Abbiamo tutti la sensazione, ogni tanto, che lungo il procedere dei differenti impegni e dei casi più disparati, la mente prenda le necessarie distanze dal senso costante di gravità. Come un terribile disastro, ovvero la fine del mondo, qualcosa che pare sospeso dall’inizio dei tempi, ma può improvvisamente, nonché rovinosamente cadere. È la bomba metaforica che fa muovere il terreno, il nocciolo causale, al centro della sconveniente circostanza, che può cambiare radicalmente la portata delle cose. Un terremoto. Eppure quel giorno, quella notte nel buio totale del novilunio messicano, Ludger Mintrop pensava qualcosa di radicalmente all’opposto. Lui vedeva il potenziale disastro, come una magnifica opportunità. La compagnia petrolifere, questa volta, non gli aveva fornito nulla in termini di risorse. Tale era la diffidenza nei confronti del “tedesco pazzo” nonostante la vaga cognizione che proprio lui avesse contribuito all’eccezionale fortuna di svariati altre realtà operative della regione, grazie al misterioso metodo che gli permetteva di trovare l’oro nero nascosto nelle profondità della Terra.
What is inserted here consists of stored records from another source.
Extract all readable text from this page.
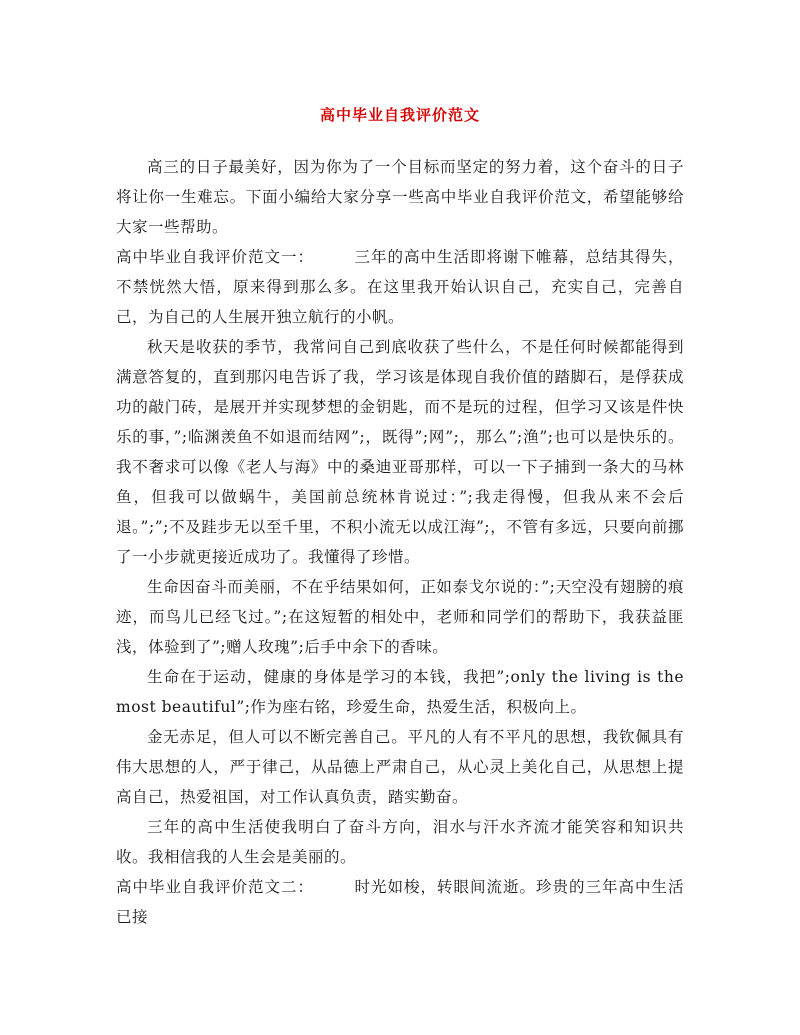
高中毕业自我评价范文

高三的日子最美好，因为你为了一个目标而坚定的努力着，这个奋斗的日子将让你一生难忘。下面小编给大家分享一些高中毕业自我评价范文，希望能够给大家一些帮助。

高中毕业自我评价范文一：	三年的高中生活即将谢下帷幕，总结其得失，不禁恍然大悟，原来得到那么多。在这里我开始认识自己，充实自己，完善自己，为自己的人生展开独立航行的小帆。

秋天是收获的季节，我常问自己到底收获了些什么，不是任何时候都能得到满意答复的，直到那闪电告诉了我，学习该是体现自我价值的踏脚石，是俘获成功的敲门砖，是展开并实现梦想的金钥匙，而不是玩的过程，但学习又该是件快乐的事，”;临渊羡鱼不如退而结网”;，既得”;网”;，那么”;渔”;也可以是快乐的。我不奢求可以像《老人与海》中的桑迪亚哥那样，可以一下子捕到一条大的马林鱼，但我可以做蜗牛，美国前总统林肯说过：”;我走得慢，但我从来不会后退。”;”;不及跬步无以至千里，不积小流无以成江海”;，不管有多远，只要向前挪了一小步就更接近成功了。我懂得了珍惜。

生命因奋斗而美丽，不在乎结果如何，正如泰戈尔说的：”;天空没有翅膀的痕迹，而鸟儿已经飞过。”;在这短暂的相处中，老师和同学们的帮助下，我获益匪浅，体验到了”;赠人玫瑰”;后手中余下的香味。

生命在于运动，健康的身体是学习的本钱，我把”;only the living is the most beautiful”;作为座右铭，珍爱生命，热爱生活，积极向上。

金无赤足，但人可以不断完善自己。平凡的人有不平凡的思想，我钦佩具有伟大思想的人，严于律己，从品德上严肃自己，从心灵上美化自己，从思想上提高自己，热爱祖国，对工作认真负责，踏实勤奋。

三年的高中生活使我明白了奋斗方向，泪水与汗水齐流才能笑容和知识共收。我相信我的人生会是美丽的。

高中毕业自我评价范文二：	时光如梭，转眼间流逝。珍贵的三年高中生活已接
Raggiunto il culmine della sua breve meditazione preparatoria, quindi, l’uomo rivolse uno sguardo ai suoi due fedelissimi, guardie del corpo venute dal Vecchio Continente, vestite completamente di nero. Annuendo con decisione, prese anche lui il cappuccio scuro e lo indossò, non prima di aver controllato lo stato del suo fucile da caccia e la dotazione di proiettili presenti nel cinturone. Erano pronti. L’ora era giunta. Il miracolo attendeva soltanto di compiersi, ancora una volta, per il maggior vantaggio finanziario del suo celebre (in patria) scopritore. Fuori dalla sede distaccata della Seismos, società per azioni fondata nel 1921, li aspettava parcheggiato un pick-up Ford T, anch’esso completamente nero, con un carico molto speciale nel cassone. Alcuni precisi strumenti di misurazione, oltre a 250 Kg di dinamite. “Avrò esagerato stavolta?” Sussurrò pensierosamente l’uomo venuto dalla Bassa Sassonia, prima di battere lievemente le mani. I suoi sicofanti salirono a bordo. Un sorriso sottile iniziò a prendere forma sul suo volto ricoperto dai grandi baffi tedeschi…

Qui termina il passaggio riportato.